Their stealthy, filthy claws scratched and scratched. As they drew near, she saw that they wore the spiteful faces of courtiers. Soon they would come running up, in long black streams, up the steps of the bed and across the embroidered eiderdown, along her arms to her face. Then they would cover her with their warm, stinking bodies and begin, with those needle fangs, to gouge, to gnaw, burrowing through the newly emptied eye sockets into the brain, until her flesh was devoured and blood gouted all over the silken pillows and ran down to pool on the meadowy carpets and all that remained was a sightless, staring skull.

Screaming, Rohain woke up.

Pale, pearly light suffused the windows. The pillars of the wattle-tree bed grew protectively all around. Her eyes roved the chamber. The fruits in the dish were not oranges but pears, onyx pomegranates, pastel-dyed marzipan plums, enameled porcelain apples, amethyst grapes.

Of rodents, there was no sign. Her hand brushed her forehead. Her breath came and went in shallow gasps, her skin felt damp with perspiration.

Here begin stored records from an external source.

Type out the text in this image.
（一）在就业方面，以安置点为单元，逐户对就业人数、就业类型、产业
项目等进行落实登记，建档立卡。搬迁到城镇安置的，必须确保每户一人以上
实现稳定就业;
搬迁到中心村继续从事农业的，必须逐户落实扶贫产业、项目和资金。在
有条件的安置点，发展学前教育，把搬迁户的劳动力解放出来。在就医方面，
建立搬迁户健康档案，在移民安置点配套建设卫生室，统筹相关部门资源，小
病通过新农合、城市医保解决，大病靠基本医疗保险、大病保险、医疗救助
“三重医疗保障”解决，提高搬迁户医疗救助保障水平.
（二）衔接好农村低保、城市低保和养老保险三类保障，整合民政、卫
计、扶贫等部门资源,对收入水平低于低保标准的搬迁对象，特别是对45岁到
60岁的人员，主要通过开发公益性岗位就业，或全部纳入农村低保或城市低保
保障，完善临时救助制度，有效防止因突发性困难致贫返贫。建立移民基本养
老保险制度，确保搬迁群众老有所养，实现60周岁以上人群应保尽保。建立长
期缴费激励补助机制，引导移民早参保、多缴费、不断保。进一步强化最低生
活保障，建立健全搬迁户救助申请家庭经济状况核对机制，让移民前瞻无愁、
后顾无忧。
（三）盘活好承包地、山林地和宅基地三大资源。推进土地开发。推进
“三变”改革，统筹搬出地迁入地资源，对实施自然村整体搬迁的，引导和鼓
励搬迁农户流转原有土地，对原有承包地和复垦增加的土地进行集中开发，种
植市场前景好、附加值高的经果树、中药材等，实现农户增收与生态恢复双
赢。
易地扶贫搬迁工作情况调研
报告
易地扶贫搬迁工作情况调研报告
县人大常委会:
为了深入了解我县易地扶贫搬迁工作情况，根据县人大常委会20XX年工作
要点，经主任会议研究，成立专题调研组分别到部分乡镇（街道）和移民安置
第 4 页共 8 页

Viviana ran in, full of concern.

‘My lady, what is it?'

‘'Tis naught. Only a dream.'

The windows rattled. Viviana went to them and pulled back the lace curtains. Bright sunlight streamed in. The storm had cleared.

Outside on a green hill near the garden wall, albino peacocks swaggered, unaware of their status in the eyes of the Royal Carver. Nannies monitored overdressed children freed from the Palace Nursery, frolicking with their wooden hobby-horses, their whipping-tops, their pet dwarfhorses the size of small dogs. Citizens of Caermelor peered in through the bars of the iron fence, past the shoulders of the Royal Guards, hoping to catch a glimpse of royalty. The sequestered children stared back, equally fascinated. A diminutive son of an earl drove past the window in a child-sized carriage drawn by sheep. Savagely he wielded the whip.